Charlie had to concede she had a point. Was it possible Steph was a reluctant participant? And Robert Haworth too? Could Graham have forced his brother to abduct and rape Prue Kelvey?
‘Graham’s not a bad person,’ said Steph. ‘He’s just . . . He sees the world in a different way, that’s all. In his own way. Women have rape fantasies all the time, don’t they? That’s what he says. And it’s not like he harms them physically.’
‘You don’t think rape counts as physical harm, you stupid bitch?’ said Gibbs.
‘No, I don’t,’ said Steph indignantly. ‘Not necessarily. It’s just sex, isn’t it? Graham would never beat anyone up or make them need to go to hospital.’ She looked up at Charlie resentfully. ‘Look, Graham had a really terrible childhood. His mum was a slut and a pisshead, and his dad didn’t give a toss. They were the poorest family in their village. But it was the making of Graham, he always says that. People who’ve never had anything bad happen to them, they’re the
un
lucky ones, not the lucky ones. They never get to learn what they’re made of, what they could do if they were really up against it.’

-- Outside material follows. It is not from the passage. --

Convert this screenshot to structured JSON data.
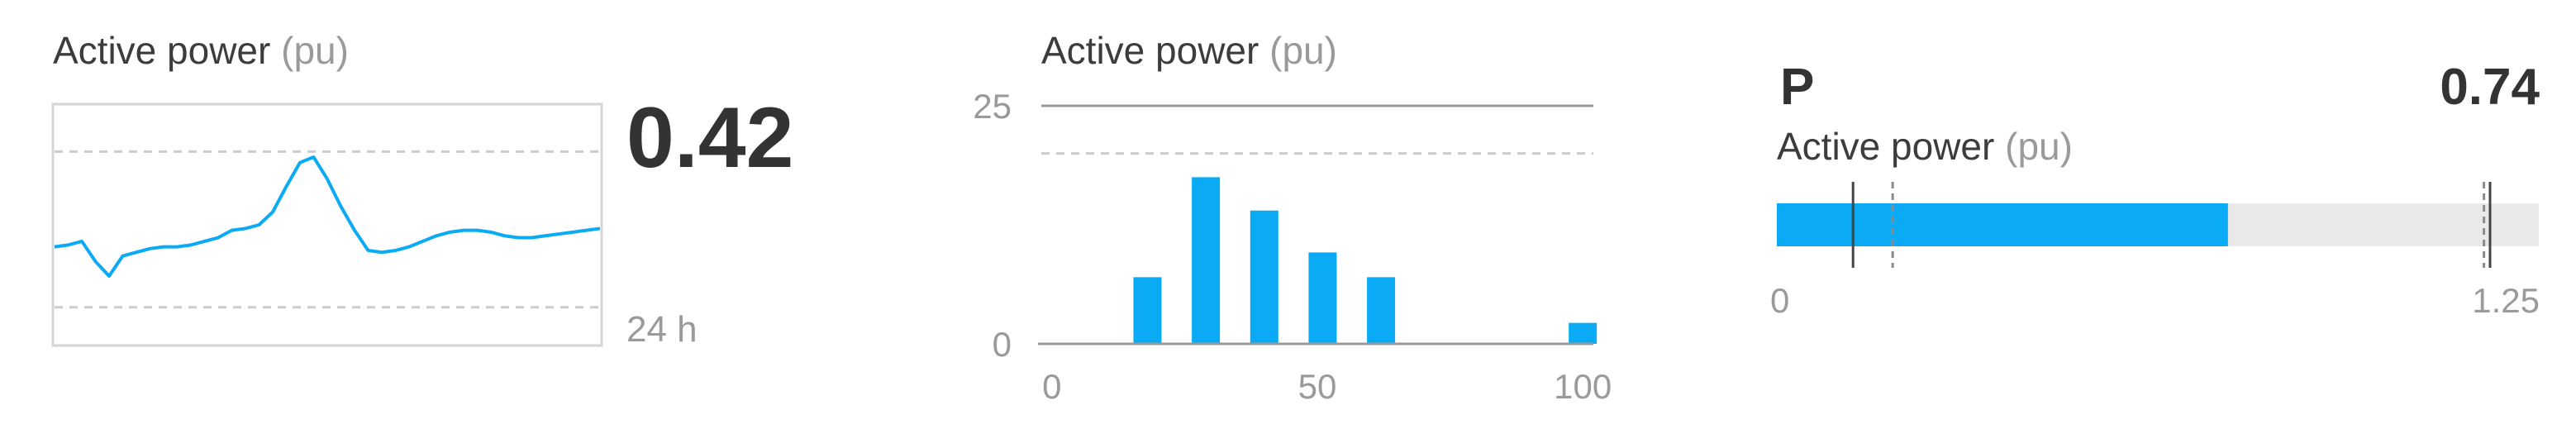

‘Are you quoting him?’ asked Charlie.
‘I’m just saying, you don’t understand him, and I do. After his dad left, his mum got her act together and started a business . . .’
‘Yes, a telephone sex business,’ said Charlie. ‘Enterprising of her.’
‘She went from being an amateur whore to being a professional whore, Graham says. He was ashamed of her. But he was pleased about the business in one way, because finally they had some money, and he could escape. He got himself an education and made something of himself.’
‘He made a kidnapper and a rapist of himself, that’s what he made,’ said Gibbs.
‘He’s a successful businessman,’ Steph said proudly. ‘Last year he bought me a personalised number plate for my car that cost five grand.’ She sighed. ‘Loads of businesses have got stuff going on behind the scenes that if everyone knew about it, they’d—’
‘How did you advertise?’ Gibbs interrupted her pathetic justifications. ‘How did you attract customers?’
‘Internet chatrooms, mainly. And a lot of word of mouth.’ She spoke in a bored drawl. ‘Graham takes care of that. Recruitment, he calls it.’
‘The audiences—do they make group bookings?’
Charlie nodded at Gibbs’ question. It was an important one. She’d let him take over for a bit. Her interest in this was too personal; Gibbs was thinking about the mechanics of the operation.
‘Only very occasionally. Once we had a group, with some women in it as well. That was unusual. Normally it’s individual bookings, and Graham’d never let women book—the men in the audience wouldn’t like it.’
‘So how exactly does it work?’ asked Gibbs. ‘A man who’s getting married approaches Graham, wanting one of his speciality stag nights, and then what?’
‘Graham finds the other men, to make up a party of anywhere between ten and fifteen.’
‘How does he find them?’
‘I told you. Mainly through talking to people on the Net. He’s in all these . . . porno cyber-communities. He’s got loads of contacts.’
‘Friends in high places,’ Charlie muttered.
‘So these men spend their stag nights with people they’ve never seen before?’ asked Gibbs.
‘Yeah,’ said Steph, as if this should have been obvious. ‘Most men can’t invite their normal mates along, can they? Chances are their normal mates wouldn’t be into that sort of thing, so our customers wouldn’t want to let on that they were. Do you see what I mean?’